Davide Ballerini ha vinto a Napoli, giovedì 14 maggio 2026, la sesta tappa del Giro d’Italia, 141 chilometri con partenza da Paestum e arrivo nel cuore della città partenopea. Il corridore della XDS Astana Team ha preceduto Jasper Stuyven e Paul Magnier in un finale segnato da una caduta nell’ultima curva, mentre Afonso Eulalio ha mantenuto la Maglia Rosa.

Giro d’Italia 2026 – Tappa 6 – Paestum > Napoli – Davide Ballerini – @Comunicato RCS

La tappa che sulla carta sembrava destinata a una volata controllata si è trasformata in un arrivo da nervi saldi. La pioggia caduta nel finale ha reso insidioso il pavé napoletano, aumentando la tensione tra i treni dei velocisti. A circa 400 metri dal traguardo, una caduta nelle prime posizioni ha spezzato il gruppo e cancellato in pochi istanti lo sprint atteso dai favoriti. Ballerini è rimasto in piedi, ha colto l’attimo e ha lanciato una volata lunga, difficile, quasi d’istinto.

Per l’Italia è il primo successo in questa edizione della Corsa Rosa. Per Ballerini, invece, è una vittoria dal peso particolare: non solo per il prestigio del Giro, ma anche per il modo in cui è arrivata, in una giornata nella quale la XDS Astana sembrava inizialmente orientata a lavorare per Matteo Malucelli. Il corridore italiano ha saputo leggere il momento, restando lucido nel punto più caotico della corsa.

Pochi secondi dopo l’arrivo, Davide Ballerini ha spiegato così la sua vittoria: “Pensavo di poter vincere una tappa del Giro, ma certamente non questa e non in questo modo. Oggi il nostro velocista era Matteo Malucelli, ma quando abbiamo affrontato l’ultima curva ho visto due corridori cadere. Mi hanno detto di provarci. Speravo che il traguardo arrivasse in fretta, ma era ancora piuttosto lontano ed ero al limite. Fortunatamente ce l’ho fatta. Finalmente ho vinto una tappa del Giro d’Italia! È molto importante perché lavoriamo tantissimo per questo e ci sono sempre dei problemi, ma il giorno in cui non te lo aspetti arriva, ed è bellissimo”.
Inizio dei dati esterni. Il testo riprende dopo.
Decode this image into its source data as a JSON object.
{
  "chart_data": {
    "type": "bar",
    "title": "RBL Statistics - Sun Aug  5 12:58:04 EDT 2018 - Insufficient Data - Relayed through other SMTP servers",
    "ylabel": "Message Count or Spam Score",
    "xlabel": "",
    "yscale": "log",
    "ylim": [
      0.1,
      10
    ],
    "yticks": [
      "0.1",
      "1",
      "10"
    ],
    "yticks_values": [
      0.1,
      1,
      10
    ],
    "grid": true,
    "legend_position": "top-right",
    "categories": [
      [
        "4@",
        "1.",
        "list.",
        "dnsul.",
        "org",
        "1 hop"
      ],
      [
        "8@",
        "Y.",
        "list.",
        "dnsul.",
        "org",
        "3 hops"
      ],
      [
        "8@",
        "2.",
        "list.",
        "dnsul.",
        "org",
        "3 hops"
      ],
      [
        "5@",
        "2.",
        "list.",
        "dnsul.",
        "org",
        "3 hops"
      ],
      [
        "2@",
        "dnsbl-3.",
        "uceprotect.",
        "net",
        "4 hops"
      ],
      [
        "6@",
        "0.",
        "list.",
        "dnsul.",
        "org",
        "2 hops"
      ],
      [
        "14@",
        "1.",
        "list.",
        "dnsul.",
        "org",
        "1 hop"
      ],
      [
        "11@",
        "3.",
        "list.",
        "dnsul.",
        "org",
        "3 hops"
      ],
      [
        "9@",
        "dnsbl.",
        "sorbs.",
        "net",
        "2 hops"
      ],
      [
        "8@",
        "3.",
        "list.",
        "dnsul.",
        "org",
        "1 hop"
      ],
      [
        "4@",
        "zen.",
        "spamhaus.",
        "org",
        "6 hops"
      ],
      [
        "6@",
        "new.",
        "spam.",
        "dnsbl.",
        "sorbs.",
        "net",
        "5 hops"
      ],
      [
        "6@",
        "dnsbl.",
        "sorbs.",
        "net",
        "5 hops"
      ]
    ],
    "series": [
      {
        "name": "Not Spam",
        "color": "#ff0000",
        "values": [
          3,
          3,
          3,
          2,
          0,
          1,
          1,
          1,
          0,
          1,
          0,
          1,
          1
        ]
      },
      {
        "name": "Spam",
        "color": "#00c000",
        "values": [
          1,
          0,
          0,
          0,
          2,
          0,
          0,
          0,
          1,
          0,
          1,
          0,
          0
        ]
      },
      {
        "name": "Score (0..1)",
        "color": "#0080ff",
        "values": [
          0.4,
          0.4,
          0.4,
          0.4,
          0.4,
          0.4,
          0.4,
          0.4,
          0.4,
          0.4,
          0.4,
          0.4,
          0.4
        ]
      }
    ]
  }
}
La corsa era stata animata da una fuga composta da Edward Planckaert, Luca Vergallito, Martin Marcellusi, Manuele Tarozzi e Mattia Bais. Il gruppo ha lasciato poco spazio ai battistrada, mantenendo il distacco sotto controllo e riportandosi compatto quando la strada ha iniziato ad avvicinarsi a Napoli. La frazione, pur senza grandi difficoltà altimetriche, ha presentato insidie continue tra condizioni meteo variabili, tratti urbani e un finale tecnico.

Nel tratto conclusivo le squadre dei velocisti hanno cercato di prendere posizione. La Unibet Rose Rockets ha guidato a lungo il gruppo, mentre la Lidl-Trek ha provato a proteggere Jonathan Milan. Ma l’ingresso nel finale napoletano, con il fondo reso viscido dalla pioggia, ha cambiato completamente lo scenario. Milan è rimasto coinvolto nella caduta e ha visto sfumare un’altra occasione, mentre Paul Magnier, pur penalizzato dal caos, è riuscito a chiudere al terzo posto e a rafforzare la propria posizione nella classifica a punti.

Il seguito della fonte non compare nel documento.